Abe: There's several strands of Amer neo-conservatives. Moynihan definitely counts as one. Big cold warrior in the 70s (alongide Jean Kirkpatrick, another early neo-con), wrote about the "unintended consequences" of liberal social policy, etc. He didn't move as far right as Kristol and others, there's no Strauss connection, but he fits the multivalent mold. Especially if you're mapping the first 30 yrs of neoconservatism, before it became a full-blown phenomenon.

Posted by: Dominic at March 22, 2004 09:47 PM

well I don't have a huge regard for most free market based theories, but there is a pretty good market based justification for file sharing. When the supply is potentially infinite as any unprotected digital file is, regardless of the demand the price should approach zero. Now that's not the argument most file traders go for, but it is market based...

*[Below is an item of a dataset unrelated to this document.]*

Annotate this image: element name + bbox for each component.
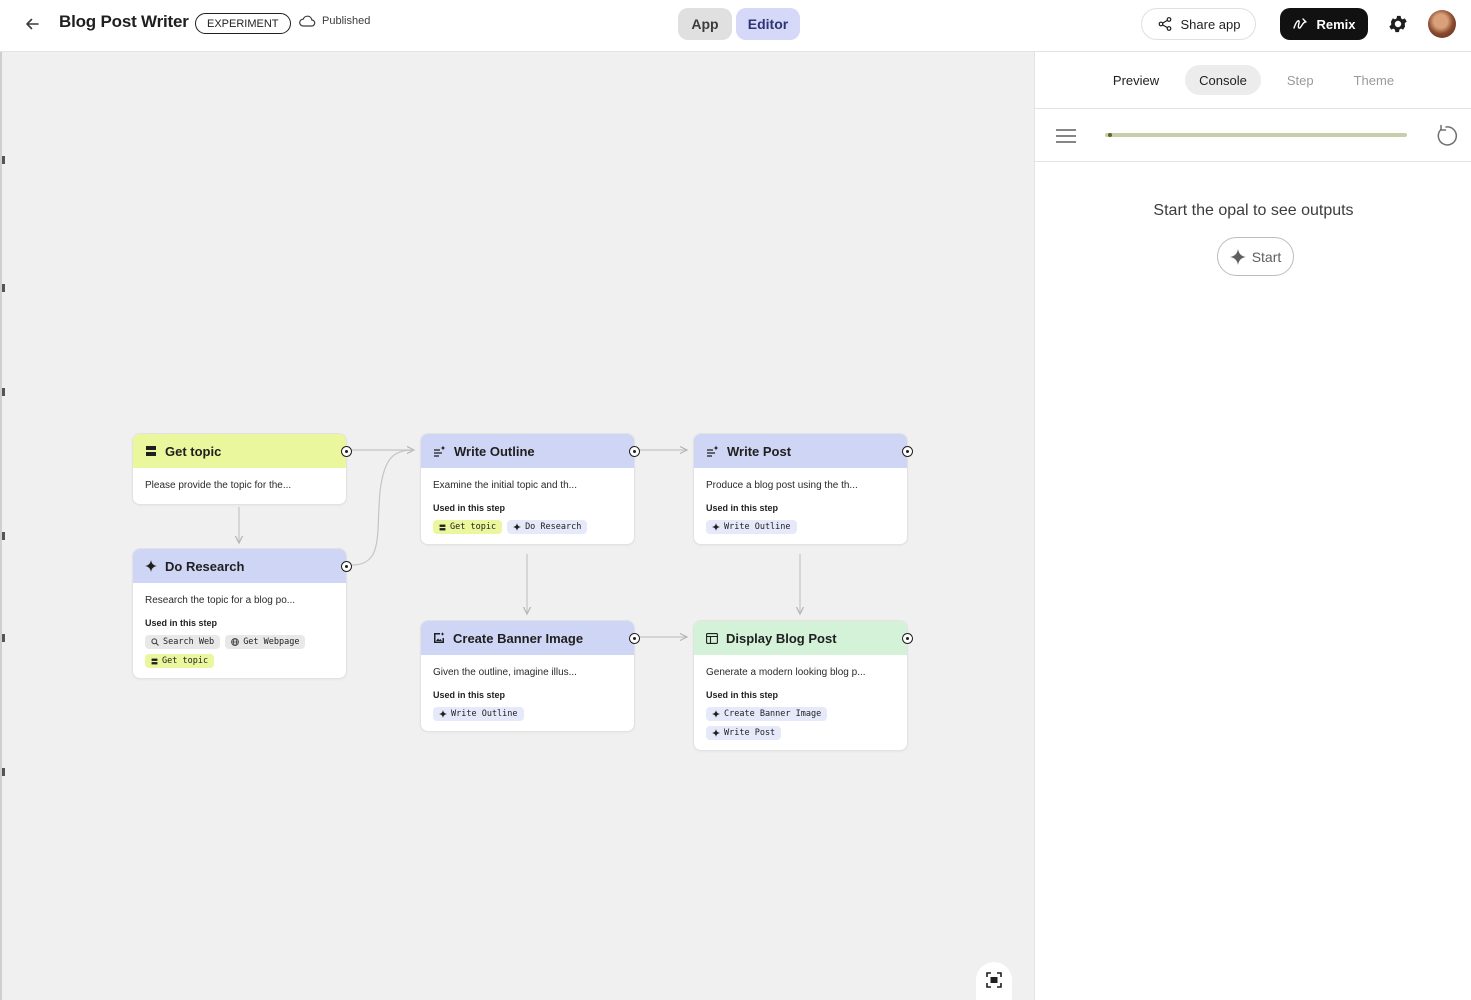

Dominic, I need to dig more into Moynihan, apparently a lot more to him then image got of my senator as I grew up. Of course neo-con ideology is not what his campaign would be emphasizing when down in NYC...

Posted by: Abe at March 22, 2004 11:27 PM

Which thinkers or tendencies qualify, again?

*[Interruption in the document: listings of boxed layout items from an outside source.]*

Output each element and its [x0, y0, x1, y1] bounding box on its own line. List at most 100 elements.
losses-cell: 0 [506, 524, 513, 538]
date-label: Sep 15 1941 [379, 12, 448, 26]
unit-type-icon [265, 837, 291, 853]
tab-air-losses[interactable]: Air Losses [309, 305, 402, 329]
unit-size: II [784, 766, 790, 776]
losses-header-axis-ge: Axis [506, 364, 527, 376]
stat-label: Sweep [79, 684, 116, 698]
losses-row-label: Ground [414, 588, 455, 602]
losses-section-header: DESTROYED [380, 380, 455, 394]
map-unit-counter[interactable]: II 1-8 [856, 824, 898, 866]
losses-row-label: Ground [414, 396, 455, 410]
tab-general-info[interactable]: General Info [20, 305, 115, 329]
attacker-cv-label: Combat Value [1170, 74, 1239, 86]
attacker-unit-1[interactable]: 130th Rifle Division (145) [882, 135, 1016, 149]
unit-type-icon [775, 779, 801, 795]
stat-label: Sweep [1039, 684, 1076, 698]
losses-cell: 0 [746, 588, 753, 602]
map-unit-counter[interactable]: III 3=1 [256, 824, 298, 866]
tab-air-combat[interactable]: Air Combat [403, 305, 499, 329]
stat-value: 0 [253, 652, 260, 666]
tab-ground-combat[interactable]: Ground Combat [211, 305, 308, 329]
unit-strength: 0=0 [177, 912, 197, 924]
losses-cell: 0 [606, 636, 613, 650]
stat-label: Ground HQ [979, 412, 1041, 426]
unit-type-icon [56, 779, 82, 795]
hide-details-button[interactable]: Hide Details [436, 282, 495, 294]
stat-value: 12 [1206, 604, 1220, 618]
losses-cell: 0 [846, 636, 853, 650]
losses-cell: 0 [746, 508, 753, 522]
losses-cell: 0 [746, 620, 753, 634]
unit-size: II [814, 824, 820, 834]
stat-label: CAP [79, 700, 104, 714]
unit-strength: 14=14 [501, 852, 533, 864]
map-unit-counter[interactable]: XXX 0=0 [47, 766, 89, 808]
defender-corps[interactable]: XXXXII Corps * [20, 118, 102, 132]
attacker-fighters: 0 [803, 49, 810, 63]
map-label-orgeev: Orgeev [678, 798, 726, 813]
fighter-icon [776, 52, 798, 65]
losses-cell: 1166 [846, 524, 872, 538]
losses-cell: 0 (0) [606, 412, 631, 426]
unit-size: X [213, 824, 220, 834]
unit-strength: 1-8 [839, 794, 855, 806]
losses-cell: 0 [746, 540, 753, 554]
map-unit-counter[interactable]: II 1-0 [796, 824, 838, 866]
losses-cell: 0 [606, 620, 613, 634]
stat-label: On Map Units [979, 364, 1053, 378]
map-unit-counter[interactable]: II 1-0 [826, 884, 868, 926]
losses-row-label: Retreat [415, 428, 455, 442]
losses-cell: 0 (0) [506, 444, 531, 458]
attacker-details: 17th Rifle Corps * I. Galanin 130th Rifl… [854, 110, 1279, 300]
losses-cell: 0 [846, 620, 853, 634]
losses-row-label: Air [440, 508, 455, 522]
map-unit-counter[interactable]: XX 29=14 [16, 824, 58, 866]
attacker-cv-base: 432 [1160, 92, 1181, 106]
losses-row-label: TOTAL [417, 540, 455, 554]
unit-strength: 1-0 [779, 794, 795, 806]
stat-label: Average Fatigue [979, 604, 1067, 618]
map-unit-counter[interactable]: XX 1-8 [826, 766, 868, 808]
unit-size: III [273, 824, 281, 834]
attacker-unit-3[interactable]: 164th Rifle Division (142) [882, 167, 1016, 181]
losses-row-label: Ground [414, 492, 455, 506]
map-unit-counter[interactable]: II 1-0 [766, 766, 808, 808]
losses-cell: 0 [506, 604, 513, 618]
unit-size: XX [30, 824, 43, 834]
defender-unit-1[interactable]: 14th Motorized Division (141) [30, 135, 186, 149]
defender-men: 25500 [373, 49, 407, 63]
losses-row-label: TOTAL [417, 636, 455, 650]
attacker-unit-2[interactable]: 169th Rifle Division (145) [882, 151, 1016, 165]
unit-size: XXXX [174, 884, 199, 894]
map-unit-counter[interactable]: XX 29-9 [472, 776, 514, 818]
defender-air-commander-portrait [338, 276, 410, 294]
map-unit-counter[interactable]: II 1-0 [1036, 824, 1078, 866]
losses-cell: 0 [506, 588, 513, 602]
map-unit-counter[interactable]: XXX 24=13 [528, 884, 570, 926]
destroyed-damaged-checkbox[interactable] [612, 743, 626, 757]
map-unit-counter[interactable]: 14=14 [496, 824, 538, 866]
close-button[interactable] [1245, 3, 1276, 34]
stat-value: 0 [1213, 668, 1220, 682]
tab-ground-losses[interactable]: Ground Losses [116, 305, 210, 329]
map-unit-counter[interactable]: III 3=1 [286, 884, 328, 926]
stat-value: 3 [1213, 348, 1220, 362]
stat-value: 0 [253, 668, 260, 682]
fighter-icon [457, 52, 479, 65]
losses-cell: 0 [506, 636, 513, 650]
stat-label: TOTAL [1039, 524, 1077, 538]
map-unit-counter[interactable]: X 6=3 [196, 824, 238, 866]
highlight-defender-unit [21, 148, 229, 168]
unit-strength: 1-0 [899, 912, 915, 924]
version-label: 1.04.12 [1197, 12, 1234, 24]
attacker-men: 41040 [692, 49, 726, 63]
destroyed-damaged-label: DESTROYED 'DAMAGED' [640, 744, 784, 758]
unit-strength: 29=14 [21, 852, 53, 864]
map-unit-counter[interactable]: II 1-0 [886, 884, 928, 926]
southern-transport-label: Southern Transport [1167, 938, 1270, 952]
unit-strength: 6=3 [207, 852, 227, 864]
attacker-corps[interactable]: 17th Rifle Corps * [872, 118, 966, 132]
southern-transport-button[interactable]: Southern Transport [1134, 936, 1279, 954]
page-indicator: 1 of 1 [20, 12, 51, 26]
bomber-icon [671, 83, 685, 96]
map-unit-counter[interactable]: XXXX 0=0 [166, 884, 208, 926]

Dominic: the most concentrated work on Habermas and "New Conservatism":
1. The New Conservatism: Cultural Criticism and the Historians' Debate (Studies in Contemporary German Social Thought)-- by Jürgen Habermas, ShierryWeber Nicholson (Translator)

but also there is much debate on neoconservatism in Habermas' ealry works on Communication Theory and the book that McCarthy has written about Habermas (The Critical Theory of Jürgen Habermas). [The new conservatives, who reduced reason (Vernunft) to understanding (Verstand)]

Habermas early neo-conservative pantheon includes French legion (Bataille, Foucault, ...) but later he expanded the term to postmodern / post-structural theorists and most of writers oscillating between these two: Baudrillard, Virilio, ...

Posted by: Reza at March 23, 2004 04:54 AM

What could be a clearer example of the bizarro stretches in the meaning of the term 'conservative' if it can be taken to apply to Bataille. Sheesh....

Posted by: mark k-punk at March 23, 2004 10:47 AM

apparently he's michael howard's favourite theorist

Posted by: luke at March 23, 2004 10:55 AM

What could be a clearer example of the bizarro stretches in the meaning of the term 'conservative' if it can be taken to apply to Bataille.

YES! ... Unfortunately, Habermas has apparently dominated most of the theories of communication here in iran.

Posted by: Reza at March 23, 2004 02:12 PM

apropos not much more than further muddling everyone, garry wills's reading of locke [in his books on jefferson and madison] (persuasively) contrasts JL's crypto-hobbesian hyper-individualism with the far more attractive (and intellectually sensible) community-mindedness of david hume and (haha wait for it) adam smith

(the mediating vector into the american revolution being a once-ubiquitous now apparently somewhat forgotten thinker called francis hutcheson, who was also hugely important to hazlitt!)

Posted by: mark s at March 23, 2004 03:47 PM

ps habermas was PRO the interventions in kosovo and/or afghanistan: iraq i don't know about (i might be wrong abt this)

derrida has i think been against them (but again i might be wrong)

most of the other (so-called) "neo-con" frenchies didn't get to comment (being dead): baudrillard is doubtless explaining as we write that (hoho cheapshot ahoy!) none of these wars have actually happened

Posted by: mark s at March 23, 2004 03:55 PM

Fuck. Ing. Hell. Who will volunteer to give me a crash course in political philosophy, then? I'm feeling rather crushed by all these names. And as crude as a catcall, too.